Tariff disclosure laws should be implemented in ways that do not themselves increase prices. Small businesses and items that bear only small tariffs should be excepted. Sellers should be free to make good-faith estimates of the tariff amount charged per item. Retailers should have low-cost options about how to present the information, perhaps on a receipt or a sign. But just as many states have enacted unit pricing laws — cost per pound or quart, for example — without imposing substantial compliance costs, it should be possible to do the same for the tariffs. Surely disclosing tariffs is no more costly for fast food chains than disclosing calorie counts. What about claims that such laws would be “hostile and political”? If they are, then so was the founding of our country. Colonists’ objections to tariffs led to the Boston Tea Party. Tariff disclosure laws would be in keeping with that history.

Tariff disclosure laws would also be consistent with the purported values of the Trump administration. A president who signed an executive order titled Restoring Freedom of Speech and Ending Federal Censorship on his inauguration day should not censor Americans’ attempts to learn what his policies cost them.

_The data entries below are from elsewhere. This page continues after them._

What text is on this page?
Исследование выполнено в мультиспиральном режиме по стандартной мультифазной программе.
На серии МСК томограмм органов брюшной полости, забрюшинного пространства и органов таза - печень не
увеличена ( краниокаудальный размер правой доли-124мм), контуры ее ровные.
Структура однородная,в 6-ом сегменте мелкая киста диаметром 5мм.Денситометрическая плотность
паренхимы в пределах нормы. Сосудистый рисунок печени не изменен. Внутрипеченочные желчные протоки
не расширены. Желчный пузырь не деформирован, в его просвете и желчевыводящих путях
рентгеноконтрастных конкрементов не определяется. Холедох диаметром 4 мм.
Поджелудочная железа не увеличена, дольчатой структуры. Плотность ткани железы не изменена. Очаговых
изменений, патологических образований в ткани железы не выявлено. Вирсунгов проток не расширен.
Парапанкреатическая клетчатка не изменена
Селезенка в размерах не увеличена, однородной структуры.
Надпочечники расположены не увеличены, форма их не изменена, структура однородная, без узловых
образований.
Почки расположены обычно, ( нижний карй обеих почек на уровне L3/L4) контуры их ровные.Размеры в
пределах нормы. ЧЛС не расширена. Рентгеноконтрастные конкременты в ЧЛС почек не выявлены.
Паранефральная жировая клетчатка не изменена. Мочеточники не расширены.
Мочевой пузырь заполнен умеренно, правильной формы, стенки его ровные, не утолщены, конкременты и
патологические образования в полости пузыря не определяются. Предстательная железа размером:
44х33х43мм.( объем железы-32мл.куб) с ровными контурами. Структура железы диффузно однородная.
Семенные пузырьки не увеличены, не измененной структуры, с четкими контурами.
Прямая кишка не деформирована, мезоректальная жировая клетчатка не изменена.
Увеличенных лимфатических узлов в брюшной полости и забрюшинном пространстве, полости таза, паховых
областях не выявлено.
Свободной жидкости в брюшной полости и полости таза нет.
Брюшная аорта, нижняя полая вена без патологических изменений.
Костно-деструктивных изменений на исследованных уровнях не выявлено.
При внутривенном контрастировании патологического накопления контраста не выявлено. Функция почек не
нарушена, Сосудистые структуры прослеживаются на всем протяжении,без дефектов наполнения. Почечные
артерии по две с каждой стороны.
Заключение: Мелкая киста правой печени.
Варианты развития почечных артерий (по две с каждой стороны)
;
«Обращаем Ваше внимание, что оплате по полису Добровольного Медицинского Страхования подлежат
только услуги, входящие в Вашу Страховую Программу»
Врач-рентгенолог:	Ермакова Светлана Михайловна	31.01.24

And they resonate with the policies of the first Trump administration. When the federal government sent checks to Americans during the pandemic, President Trump’s name appeared on the checks. If Trump can claim credit for putting money into American pockets, Americans deserve to know when he is taking money out.

The cost of government should not be a secret. Nothing could be more American than disclosing the amounts we pay in tariffs. Marylanders deserve to know.